People keep on asking me how mathcamp was this year compared to last year, and my response is always, "different." "Well, is that better or worse?" they respond eagerly. But there's no real answer to that question. You want me to quantify each of my experiences to come up with some total sum of everything I've done, and then see which is greater? Well there is no answer to that. No answer. (Although, if there were to be an answer, it would be 42. Or maybe 243. Speaking of which, I still haven't seen that proof yet. Oops.) There were many things missing from this year. Most of my friends from last year didn't come back. There was hardly any bunny-bunny-toki-toki and no massive Sundays. No dining hall named Dana and no soccer players to watch crazy cubing campers. But just as there was loss, there was also much gain. I made a ton of new friends: some from last year that I hardly spoke to for whatever reason and some amazing new campers. There were new staff members, new games (alas, mafia monkey in the middle was only played once), and new inside jokes. So just as it's an uncomfortable question to ask whether I prefer RED or this year's trio (which ironically, did not get abbreved), it's an impossible question to answer which year I preferred.
Mathcamp had a totally different atmosphere this year. If I could use one word to describe mathcamp last year, it would be fun. We played games, ate food, jumped on mattresses, danced, and did anything and everything. We spent all camp enjoying ourselves and loving life.
This year, I would choose a different word. This year I would say mathcamp is love. You could tell there was love all around just by the sheer number of couples at camp this year. But there is another kind of love, the love between friends, the love between everybody, the rare kind of love that brings big groups together and makes small groups one. Some say that camp was cliquier this year. I say, yes, that may be true, but it allowed wondrous things to happen. It created groups of friends that rarely slept not because they were doing something fun and lost track of time, but because they didn't want to spend a moment apart. It gave way to other people that slept in the same room every night for the same reasons. It created music and poetry and bloomed even more love and nothing could stop that, not the petty conflicts left over from last year and not any of the new drama that might have left friendships broken and everything changed. No, we looked past that and learned to love.
The last day of camp proved this. People were sprawled out on the couch, not asleep or exhausted from doing too much math, but in each other's arms, trying to soak up the last remaining moments with the company of friends. There were hugs for everyone and pictures and memory making. Yes, there were activities and the usual, but there was a different air to them all, because nobody wanted to give up some time with the people they loved. Because what most of us have realized over the past year is that math is just math, but friendship and love are different. They are a constant presence that connect people that are not near, and make people feel what it really means to miss someone, and cause some people to write amazing poetry and others to write down all their feelings in a huge heap of meaning and nonmeaning and others to write beautiful music and everything ends up different but it's the same purpose and that is the love that connects us all, and that was what mathcamp was this year. Mathcamp is love.
So to everyone that said last year was more fun, I have to say I agree. But do I prefer that to this year? No, probably not.

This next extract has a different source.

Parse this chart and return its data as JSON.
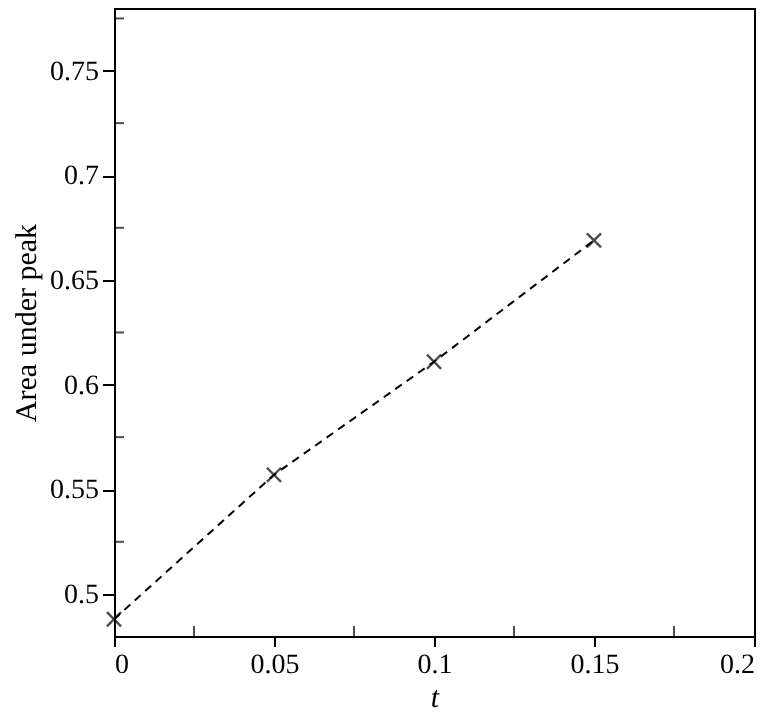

Thanks to all my friends at mathcamp for the amazing times we've shared and for inspiring me to write down my feelings and observations. I may not have a way with words like Adrian or Nikolay, but I too share the feeling of needing to share my feelings. I love you all!

Dana
(ho man)

P.S. Hi to all my new LJ friends from MC08! Feel free to comment and talk to me even if you didn't think we were friends. One of my best friends at camp this year was someone I didn't start speaking to until a few months after camp ended. It can happen.